The new wave of Hazleton immigrants around the turn of last decade – mainly from the Dominican Republic, Mexico and Peru – helped to revitalize the economy of the failing northeastern Pennsylvania town, but it also coincided with a slight rise in crime that had some long-term resident blaming the new arrivals.

Undocumented immigrants were the top suspects in a brazen murder and a vicious rape of a 6-year old girl in 2006 and while the murder charge was eventually dropped by the Luzerne County District Attorney for lack of evidence, Hazleton’s undermanned police force – the town currently has 36 officers on patrol still struggles with the new immigrants due in large part to the difficulty tracking them down if they evade arrest.

It didn't help much to lower tensions when, in 2006, then-Mayor Lou Barletta introduced the Illegal Immigration Relief Act, a city ordinance that barred landlords from renting apartments to undocumented immigrants and business owners from hiring them.

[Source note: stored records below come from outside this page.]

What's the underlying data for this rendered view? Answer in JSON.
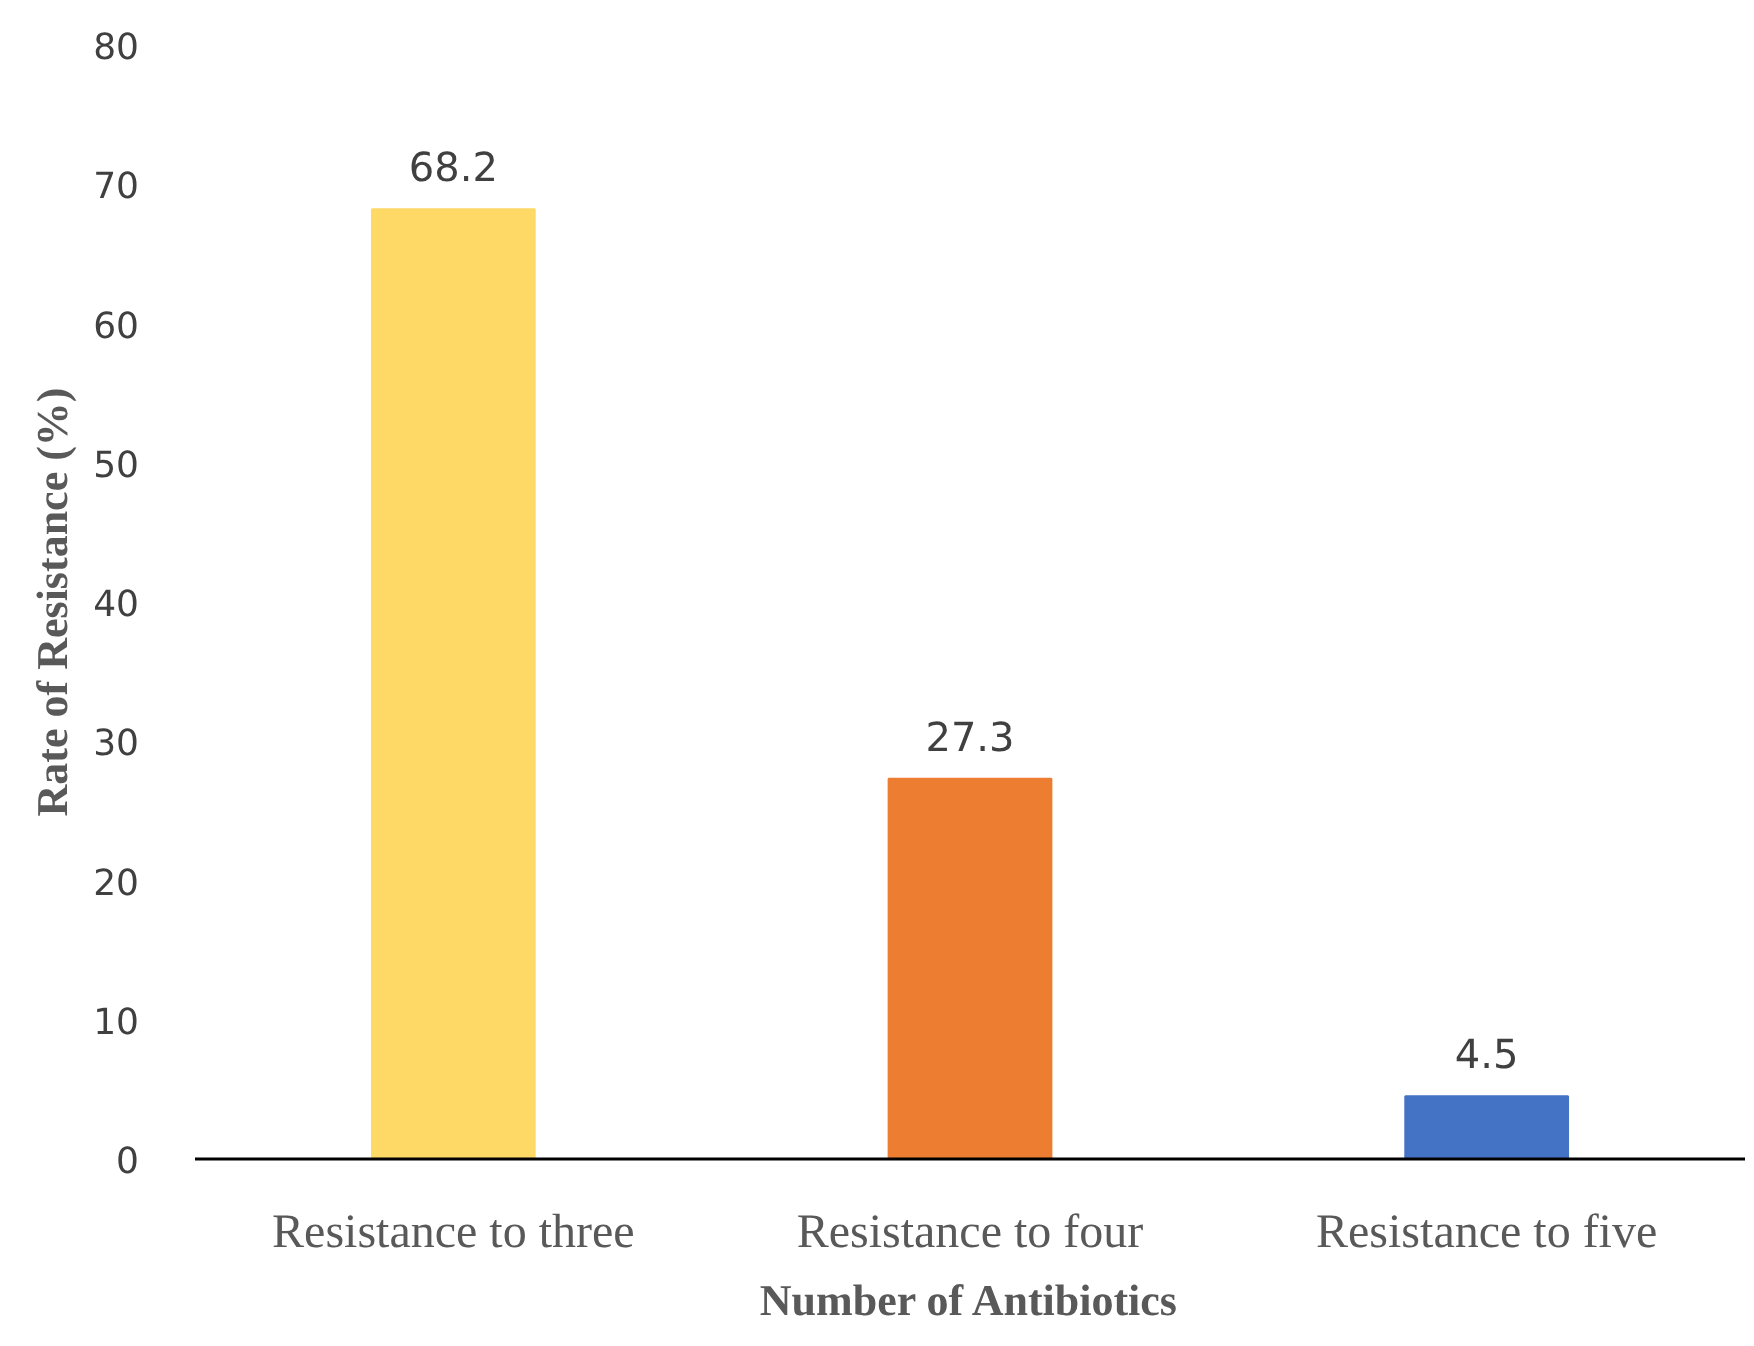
{
  "chart_data": {
    "type": "bar",
    "xlabel": "Number of Antibiotics",
    "ylabel": "Rate of Resistance (%)",
    "categories": [
      "Resistance to three",
      "Resistance to four",
      "Resistance to five"
    ],
    "values": [
      68.2,
      27.3,
      4.5
    ],
    "colors": [
      "#ffd966",
      "#ed7d31",
      "#4472c4"
    ],
    "ylim": [
      0,
      80
    ],
    "yticks": [
      0,
      10,
      20,
      30,
      40,
      50,
      60,
      70,
      80
    ],
    "data_labels": true,
    "grid": false
  }
}
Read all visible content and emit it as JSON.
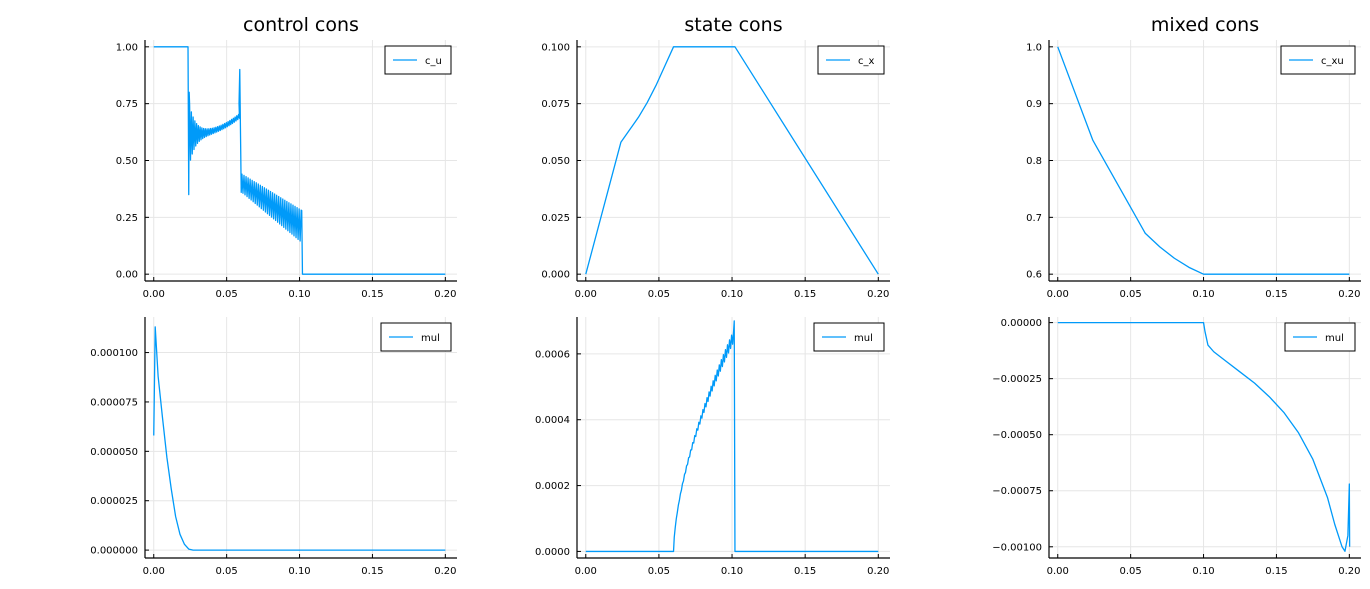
{
  "figure": {
    "background": "#ffffff",
    "series_color": "#009af9"
  },
  "chart_data": [
    {
      "id": "p1",
      "type": "line",
      "title": "control cons",
      "xlim": [
        -0.006,
        0.208
      ],
      "ylim": [
        -0.03,
        1.03
      ],
      "xticks": [
        0.0,
        0.05,
        0.1,
        0.15,
        0.2
      ],
      "xtick_labels": [
        "0.00",
        "0.05",
        "0.10",
        "0.15",
        "0.20"
      ],
      "yticks": [
        0.0,
        0.25,
        0.5,
        0.75,
        1.0
      ],
      "ytick_labels": [
        "0.00",
        "0.25",
        "0.50",
        "0.75",
        "1.00"
      ],
      "grid": true,
      "legend": "top-right",
      "series": [
        {
          "name": "c_u",
          "color": "#009af9",
          "x": [],
          "y": []
        }
      ]
    },
    {
      "id": "p2",
      "type": "line",
      "title": "state cons",
      "xlim": [
        -0.006,
        0.208
      ],
      "ylim": [
        -0.003,
        0.103
      ],
      "xticks": [
        0.0,
        0.05,
        0.1,
        0.15,
        0.2
      ],
      "xtick_labels": [
        "0.00",
        "0.05",
        "0.10",
        "0.15",
        "0.20"
      ],
      "yticks": [
        0.0,
        0.025,
        0.05,
        0.075,
        0.1
      ],
      "ytick_labels": [
        "0.000",
        "0.025",
        "0.050",
        "0.075",
        "0.100"
      ],
      "grid": true,
      "legend": "top-right",
      "series": [
        {
          "name": "c_x",
          "color": "#009af9",
          "x": [
            0.0,
            0.024,
            0.03,
            0.036,
            0.042,
            0.048,
            0.054,
            0.06,
            0.102,
            0.2
          ],
          "y": [
            0.0,
            0.058,
            0.0635,
            0.069,
            0.0755,
            0.083,
            0.0915,
            0.1,
            0.1,
            0.0
          ]
        }
      ]
    },
    {
      "id": "p3",
      "type": "line",
      "title": "mixed cons",
      "xlim": [
        -0.006,
        0.208
      ],
      "ylim": [
        0.588,
        1.012
      ],
      "xticks": [
        0.0,
        0.05,
        0.1,
        0.15,
        0.2
      ],
      "xtick_labels": [
        "0.00",
        "0.05",
        "0.10",
        "0.15",
        "0.20"
      ],
      "yticks": [
        0.6,
        0.7,
        0.8,
        0.9,
        1.0
      ],
      "ytick_labels": [
        "0.6",
        "0.7",
        "0.8",
        "0.9",
        "1.0"
      ],
      "grid": true,
      "legend": "top-right",
      "series": [
        {
          "name": "c_xu",
          "color": "#009af9",
          "x": [
            0.0,
            0.024,
            0.06,
            0.07,
            0.08,
            0.09,
            0.1,
            0.2
          ],
          "y": [
            1.0,
            0.836,
            0.672,
            0.648,
            0.628,
            0.612,
            0.6,
            0.6
          ]
        }
      ]
    },
    {
      "id": "p4",
      "type": "line",
      "title": "",
      "xlim": [
        -0.006,
        0.208
      ],
      "ylim": [
        -4e-06,
        0.000118
      ],
      "xticks": [
        0.0,
        0.05,
        0.1,
        0.15,
        0.2
      ],
      "xtick_labels": [
        "0.00",
        "0.05",
        "0.10",
        "0.15",
        "0.20"
      ],
      "yticks": [
        0.0,
        2.5e-05,
        5e-05,
        7.5e-05,
        0.0001
      ],
      "ytick_labels": [
        "0.000000",
        "0.000025",
        "0.000050",
        "0.000075",
        "0.000100"
      ],
      "grid": true,
      "legend": "top-right",
      "series": [
        {
          "name": "mul",
          "color": "#009af9",
          "x": [
            0.0,
            0.001,
            0.003,
            0.006,
            0.009,
            0.012,
            0.015,
            0.018,
            0.021,
            0.024,
            0.027,
            0.2
          ],
          "y": [
            5.8e-05,
            0.000113,
            8.8e-05,
            6.7e-05,
            4.7e-05,
            3.1e-05,
            1.7e-05,
            8e-06,
            3e-06,
            5e-07,
            0.0,
            0.0
          ]
        }
      ]
    },
    {
      "id": "p5",
      "type": "line",
      "title": "",
      "xlim": [
        -0.006,
        0.208
      ],
      "ylim": [
        -2e-05,
        0.000712
      ],
      "xticks": [
        0.0,
        0.05,
        0.1,
        0.15,
        0.2
      ],
      "xtick_labels": [
        "0.00",
        "0.05",
        "0.10",
        "0.15",
        "0.20"
      ],
      "yticks": [
        0.0,
        0.0002,
        0.0004,
        0.0006
      ],
      "ytick_labels": [
        "0.0000",
        "0.0002",
        "0.0004",
        "0.0006"
      ],
      "grid": true,
      "legend": "top-right",
      "series": [
        {
          "name": "mul",
          "color": "#009af9",
          "x": [],
          "y": []
        }
      ]
    },
    {
      "id": "p6",
      "type": "line",
      "title": "",
      "xlim": [
        -0.006,
        0.208
      ],
      "ylim": [
        -0.00105,
        2.5e-05
      ],
      "xticks": [
        0.0,
        0.05,
        0.1,
        0.15,
        0.2
      ],
      "xtick_labels": [
        "0.00",
        "0.05",
        "0.10",
        "0.15",
        "0.20"
      ],
      "yticks": [
        0.0,
        -0.00025,
        -0.0005,
        -0.00075,
        -0.001
      ],
      "ytick_labels": [
        "0.00000",
        "−0.00025",
        "−0.00050",
        "−0.00075",
        "−0.00100"
      ],
      "grid": true,
      "legend": "top-right",
      "series": [
        {
          "name": "mul",
          "color": "#009af9",
          "x": [
            0.0,
            0.1,
            0.101,
            0.103,
            0.107,
            0.115,
            0.125,
            0.135,
            0.145,
            0.155,
            0.165,
            0.175,
            0.185,
            0.19,
            0.195,
            0.197,
            0.199,
            0.2,
            0.2002
          ],
          "y": [
            0.0,
            0.0,
            -4e-05,
            -0.0001,
            -0.00013,
            -0.00017,
            -0.00022,
            -0.00027,
            -0.00033,
            -0.0004,
            -0.00049,
            -0.00061,
            -0.00078,
            -0.0009,
            -0.001,
            -0.00102,
            -0.00095,
            -0.00072,
            -0.001
          ]
        }
      ]
    }
  ]
}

The law was ruled unconstitutional and while current Hazleton Mayor Joseph Yannuzzi said he planned to appeal a ruling made by the Third Circuit Court of Appeals, the eight-year case ended when the U.S. Supreme Court declined to hear the city's appeal on March 3.

Despite the tough atmosphere for immigrants in Hazleton, they haven’t stopped moving to the town and DeAndrea said that it’s now time for the town began to acknowledge the ruling and start working with the Latino community.

"We're trying to heal wounds and move forward," he said.